Homemade Spaghetti Sauce

This is a basic recipe for homemade spaghetti sauce that my mom used. I use Young Living Essential Oils in my recipe whenever possible, in this one I have used Oregano, Thyme, Marjarom, Clove, Nutmeg and Lemon. Through trial and error I have this one down pat. 

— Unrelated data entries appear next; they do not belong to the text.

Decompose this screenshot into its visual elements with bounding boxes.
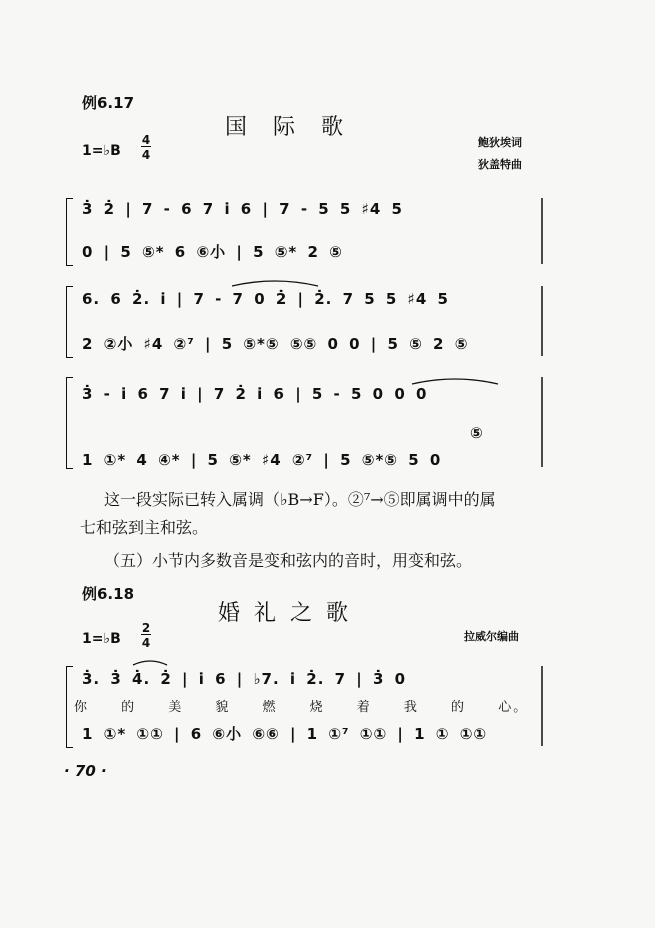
song-title: 婚礼之歌 (218, 601, 363, 626)
page-number: · 70 · (64, 762, 107, 780)
system-brace (66, 286, 73, 358)
lyrics-line: 你 的 美 貌 燃 烧 着 我 的 心。 (74, 700, 529, 715)
melody-line: 6. 6 2̇. i̇ | 7 - 7 0 2̇ | 2̇. 7 5 5 ♯4 5 (82, 290, 449, 308)
paragraph-line: 七和弦到主和弦。 (80, 518, 209, 537)
example-label: 例6.18 (82, 585, 135, 603)
time-signature-denominator: 4 (141, 636, 151, 650)
song-title: 国际歌 (225, 115, 370, 140)
system-brace (66, 377, 73, 469)
example-label: 例6.17 (82, 94, 135, 112)
chord-line: 0 | 5 ⑤* 6 ⑥小 | 5 ⑤* 2 ⑤ (82, 243, 343, 261)
melody-line: 3̇ - i̇ 6 7 i̇ | 7 2̇ i̇ 6 | 5 - 5 0 0 0 (82, 385, 428, 403)
composer-credit: 狄盖特曲 (478, 158, 522, 171)
time-signature-denominator: 4 (141, 148, 151, 162)
chord-line: 1 ①* ①① | 6 ⑥小 ⑥⑥ | 1 ①⁷ ①① | 1 ① ①① (82, 725, 488, 743)
chord-annotation: ⑤ (470, 424, 483, 442)
key-signature: 1=♭B (82, 631, 121, 647)
time-signature-numerator: 2 (141, 621, 151, 635)
chord-line: 1 ①* 4 ④* | 5 ⑤* ♯4 ②⁷ | 5 ⑤*⑤ 5 0 (82, 451, 442, 469)
lyricist-credit: 鲍狄埃词 (478, 136, 522, 149)
time-signature-numerator: 4 (141, 133, 151, 147)
chord-line: 2 ②小 ♯4 ②⁷ | 5 ⑤*⑤ ⑤⑤ 0 0 | 5 ⑤ 2 ⑤ (82, 335, 469, 353)
system-brace (66, 198, 73, 266)
paragraph-line: 这一段实际已转入属调（♭B→F）。②⁷→⑤即属调中的属 (104, 490, 496, 509)
melody-line: 3̇. 3̇ 4̇. 2̇ | i̇ 6 | ♭7. i̇ 2̇. 7 | 3̇ 0 (82, 670, 407, 688)
melody-line: 3̇ 2̇ | 7 - 6 7 i̇ 6 | 7 - 5 5 ♯4 5 (82, 200, 403, 218)
key-signature: 1=♭B (82, 143, 121, 159)
system-brace (66, 666, 73, 748)
arranger-credit: 拉威尔编曲 (464, 630, 519, 643)
paragraph-heading: （五）小节内多数音是变和弦内的音时，用变和弦。 (104, 551, 473, 570)
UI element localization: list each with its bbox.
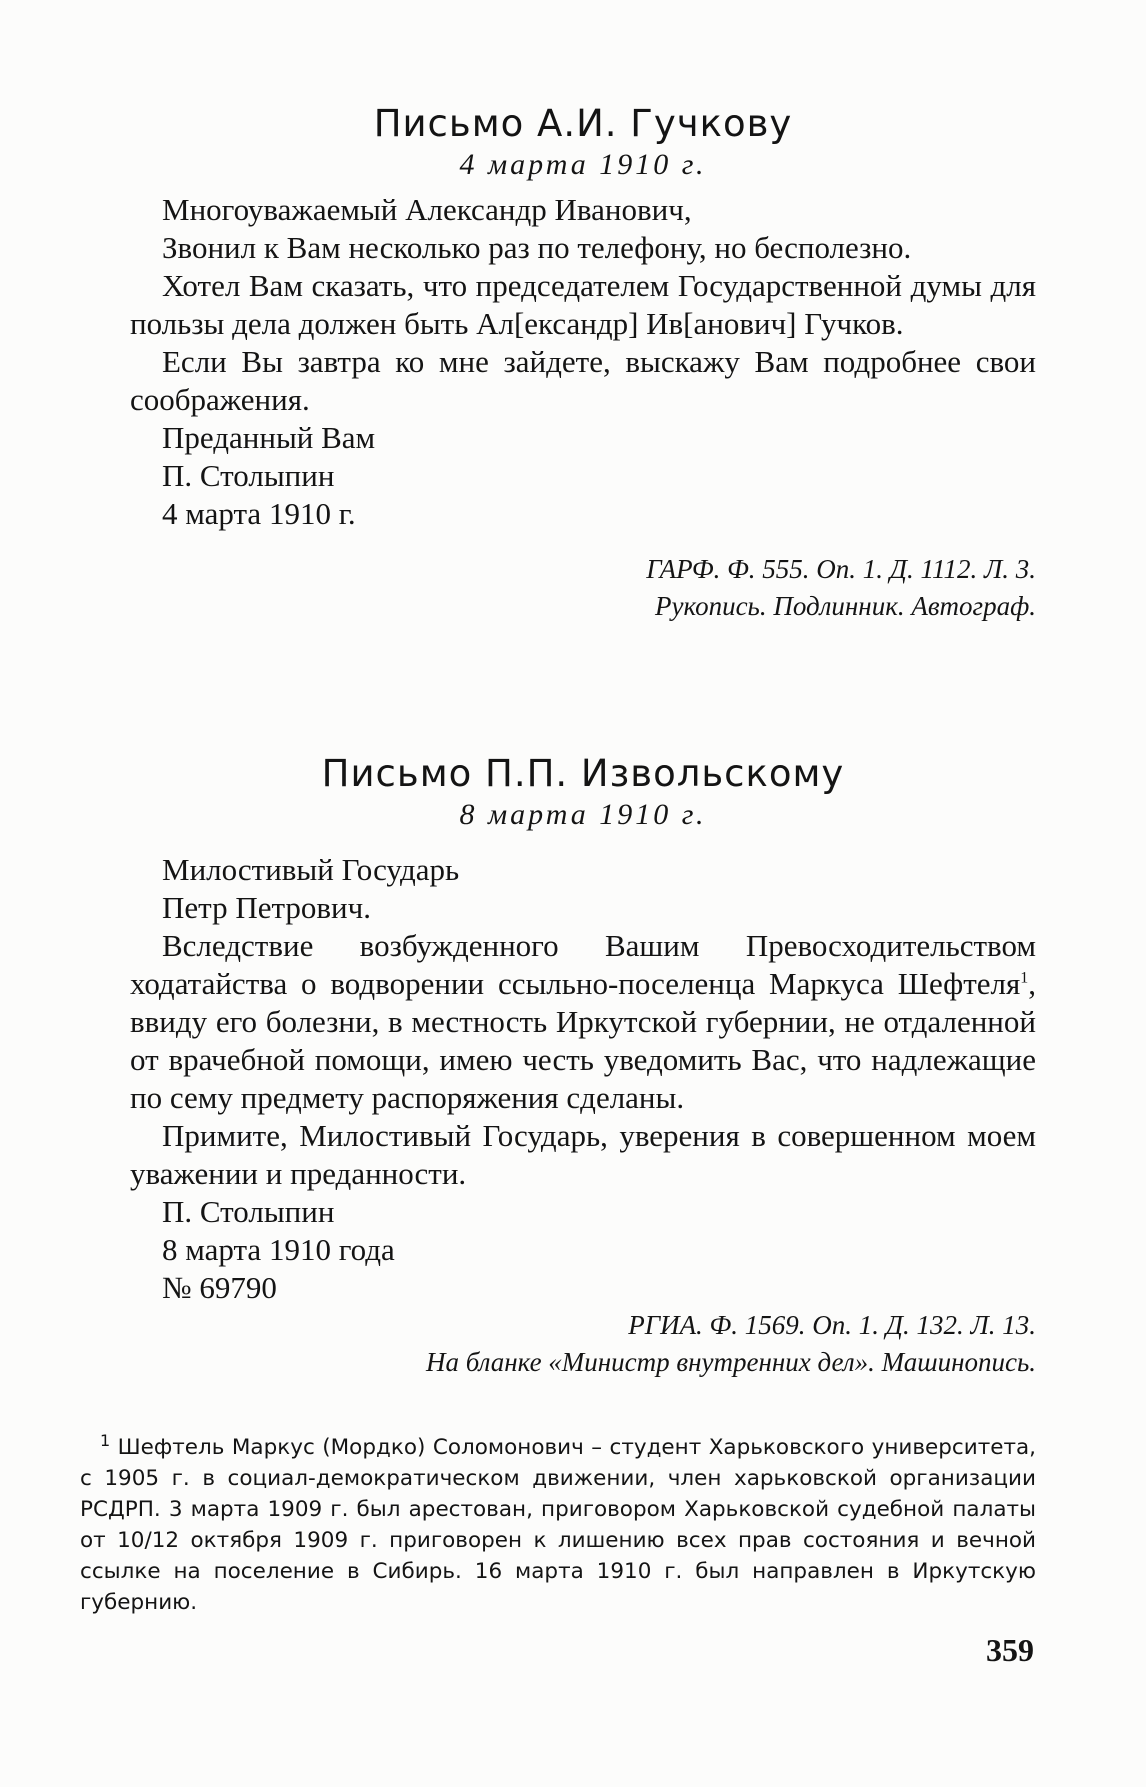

When using essential oils to cook with, add the essential oils last, place the essential oil drops in a spoon then add it to whatever you are cooking. It is always better to use less than more, you can always add as you go along either with a toothpick or a pippette ( 3 drops from a pippette equals 1 drop from the bottle).

Spaghetti Sauce

1 lb ground beef
2 medium onions - diced
½ stick butter
Salt & pepper to taste
2 T parsley
2 tsp Worcestershire sauce
1 large can tomato sauce
1 can diced tomatoes
1 green pepper chopped
Fresh mushrooms (sliced or diced)
3 T catsup
1 drop Cloves essential oil
1 drop Nutmeg essential oil
1 drop Marjoram essential oil
1 drop Thyme essential oil
1 drop Oregano essential oil
2 drops Lemon essential oil
¼ tsp Sage
2 Bay leaves

Brown ground beef, drain and set aside. Sautee diced onions and mushrooms in butter. In large pot put browned meat, sautéed onions, mushrooms and everything else, except essential oils into pot. Bring to boil, reduce heat and add essential oils.

You may want to begin with 1/2—1 drop of  essential oil, taste and adjust as necessary.

Once the oils have been added it is ready to eat, no simmering required.

I have found with vegetarian spaghetti sauce it takes more essential oils.

Also, I make 3 pounds at one time, the extra sauce can be frozen for later use or add chili powder and chili beans to make a great tasting chili.